In the second case, for fixed $r_i$ you are looking at an n-dimensional torus and quotienting by the subgroup generated by a single element, the condition you mention looks a lot like $2\pi, \alpha_1, \dots, \alpha_n$ being linearly independent over $\mathbb{Q}$, which is exactly the condition equivalent to the subgroup generated by $A$ not being dense in the torus of rotations. This follows from Kronecker's approximation theorem, near the end of that page is the exactly the specialization that is interesting in this case.
But something stronger than linear dependence over $\mathbb{Q}$ is needed. Think of $n=2$, $\alpha_1 = \alpha_2 = \frac{1}{2}$. This is linearly dependent over $\mathbb{Q}$ but visits $0$ infinitely often. In the sense that for any $m$ and $\epsilon > 0$ we can find $M > m$ such that $(\frac{M}{2}, \frac{M}{2}) \in B_\epsilon(0)$, since $e^{i \frac{1}{2} \mathbb{Z}}$ is dense in $S^1$. And considering $n=3$, $\alpha_1 = \alpha_2 = \frac{1}{2}$, $\alpha_3 = \frac{\pi}{2}$ these parameters fulfill the exact requirement suggested but still give a non-Hausdorff quotient.
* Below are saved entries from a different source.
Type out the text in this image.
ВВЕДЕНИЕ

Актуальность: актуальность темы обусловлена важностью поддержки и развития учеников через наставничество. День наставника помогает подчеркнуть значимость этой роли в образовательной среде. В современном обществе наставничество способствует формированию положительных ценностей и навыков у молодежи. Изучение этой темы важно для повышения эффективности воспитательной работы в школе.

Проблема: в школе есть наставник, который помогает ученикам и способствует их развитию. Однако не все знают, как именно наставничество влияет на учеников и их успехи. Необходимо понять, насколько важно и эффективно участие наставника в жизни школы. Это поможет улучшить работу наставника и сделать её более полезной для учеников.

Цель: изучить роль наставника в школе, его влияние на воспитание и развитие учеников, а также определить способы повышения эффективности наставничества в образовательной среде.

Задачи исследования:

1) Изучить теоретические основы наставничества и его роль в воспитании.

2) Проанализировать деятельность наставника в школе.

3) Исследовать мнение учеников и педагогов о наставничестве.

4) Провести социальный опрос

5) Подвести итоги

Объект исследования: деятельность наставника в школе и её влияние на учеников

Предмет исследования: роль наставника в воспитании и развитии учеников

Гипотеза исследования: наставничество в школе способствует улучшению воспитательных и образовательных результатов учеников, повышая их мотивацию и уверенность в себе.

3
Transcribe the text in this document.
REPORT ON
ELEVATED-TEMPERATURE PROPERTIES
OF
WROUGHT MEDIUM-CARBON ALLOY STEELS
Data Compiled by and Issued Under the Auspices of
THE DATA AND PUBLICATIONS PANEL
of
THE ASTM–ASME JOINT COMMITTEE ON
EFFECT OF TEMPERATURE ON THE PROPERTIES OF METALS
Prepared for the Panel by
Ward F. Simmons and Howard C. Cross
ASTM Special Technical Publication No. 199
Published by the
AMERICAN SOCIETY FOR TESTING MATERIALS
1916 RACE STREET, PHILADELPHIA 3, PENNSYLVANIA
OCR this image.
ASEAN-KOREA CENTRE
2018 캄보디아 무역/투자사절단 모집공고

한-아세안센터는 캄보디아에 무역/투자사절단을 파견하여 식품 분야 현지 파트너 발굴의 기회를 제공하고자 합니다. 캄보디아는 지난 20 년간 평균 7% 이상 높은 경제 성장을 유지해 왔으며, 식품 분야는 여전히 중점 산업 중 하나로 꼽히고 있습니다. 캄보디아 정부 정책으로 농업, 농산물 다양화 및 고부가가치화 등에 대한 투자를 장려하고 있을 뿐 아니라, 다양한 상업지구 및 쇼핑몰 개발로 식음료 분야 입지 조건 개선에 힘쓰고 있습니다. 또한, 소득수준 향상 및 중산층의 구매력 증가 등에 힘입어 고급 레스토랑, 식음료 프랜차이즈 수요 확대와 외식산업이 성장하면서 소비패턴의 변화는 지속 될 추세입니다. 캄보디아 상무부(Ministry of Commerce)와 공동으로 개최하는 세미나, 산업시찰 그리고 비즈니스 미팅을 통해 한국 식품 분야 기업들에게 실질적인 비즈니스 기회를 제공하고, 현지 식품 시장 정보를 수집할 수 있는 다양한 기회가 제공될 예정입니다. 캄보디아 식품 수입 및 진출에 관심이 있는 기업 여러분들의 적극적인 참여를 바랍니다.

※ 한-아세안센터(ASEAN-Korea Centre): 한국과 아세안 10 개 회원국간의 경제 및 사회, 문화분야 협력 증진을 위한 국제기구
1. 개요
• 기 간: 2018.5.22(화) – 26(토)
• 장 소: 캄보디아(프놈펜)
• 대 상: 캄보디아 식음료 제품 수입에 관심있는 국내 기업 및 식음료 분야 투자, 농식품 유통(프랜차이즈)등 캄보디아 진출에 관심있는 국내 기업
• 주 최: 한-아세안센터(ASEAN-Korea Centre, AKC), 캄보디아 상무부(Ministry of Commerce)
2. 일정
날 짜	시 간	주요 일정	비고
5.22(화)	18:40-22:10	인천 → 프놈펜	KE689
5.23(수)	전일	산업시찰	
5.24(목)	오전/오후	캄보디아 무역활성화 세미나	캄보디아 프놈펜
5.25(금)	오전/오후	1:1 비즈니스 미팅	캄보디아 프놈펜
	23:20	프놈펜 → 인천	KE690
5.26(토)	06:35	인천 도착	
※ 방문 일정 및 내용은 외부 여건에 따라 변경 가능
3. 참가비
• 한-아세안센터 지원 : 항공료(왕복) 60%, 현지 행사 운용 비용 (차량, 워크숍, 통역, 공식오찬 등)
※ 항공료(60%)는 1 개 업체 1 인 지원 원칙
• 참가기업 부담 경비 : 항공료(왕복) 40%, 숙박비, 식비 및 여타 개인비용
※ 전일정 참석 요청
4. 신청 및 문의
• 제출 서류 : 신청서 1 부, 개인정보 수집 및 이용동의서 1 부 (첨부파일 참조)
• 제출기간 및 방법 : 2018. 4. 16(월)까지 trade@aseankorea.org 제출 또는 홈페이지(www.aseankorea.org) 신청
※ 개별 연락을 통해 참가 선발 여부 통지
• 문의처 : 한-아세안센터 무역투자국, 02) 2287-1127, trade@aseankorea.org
We can generalize this argument by considering $\alpha_i \in \mathbb{R} \setminus \pi \mathbb{Q}$ for some $i$. Then the subgroup generated by $A$ is non-finite, consider $H = \overline{\langle A \rangle}$ the closure of the subgroup generated by $A$, this is a closed subgroup of a compact Lie group hence a compact Lie group, it is non-finite and abelian hence the identity components $H_0$ is a torus, at least 1 dimensional. We see $H / \langle A \rangle$ is uncountable but has the trivial topology since $\langle A \rangle$ is dense in $H$. Look at the closed subset $H . p \subset S^{2n-1}$ for $p \in S^{2n-1}$, this is closed since $H$ is compact. If we choose $p$, such that all the $r_i > 0$ then the stabilizer in $T$ of $p$ is $e$. Therefore $H . p$ is a submanifold of $S^{2n-1}$ diffeomorphic to $H$, hence when we quotient by $A$ we get the same topological behavior as on the group. So the quotient of the sphere cannot be Hausdorff.
So we are probably still only interested in rational multiples of $\pi$, assuming the above checks out.
If you consider $\alpha_1 = \frac{p}{q}2\pi$, and $\alpha_i = 0$ for $i > 1$, $\frac{p}{q}$ a reduced fraction. It is now quite easy to see that $A_1$ has order $q$ just by taking higher and higher powers, hence it generates a cyclic subgroup of order $q$. So in this case $\Gamma \simeq \mathbb{Z}_q$.
When $\alpha_i = \frac{p_i}{q_i} 2\pi$ with $\frac{p_i}{q_i}$ reduced and $p_i \neq 0$. We see that $\langle A_1, A_2, \dots, A_n \rangle \simeq \mathbb{Z}_{q_1} \times \dots \times \mathbb{Z_{q_n}}$ whereas $\langle A \rangle \simeq \mathbb{Z}_{\mathrm{lcm}(q_1, \dots, q_n)}$. Hopefully it is now an easy exercise to see what happens with $p_i = 0$ for some of the $i$'s.
I know this doesn't answer all of your questions but hopefully it gives some insight, I will continue thinking about the problem.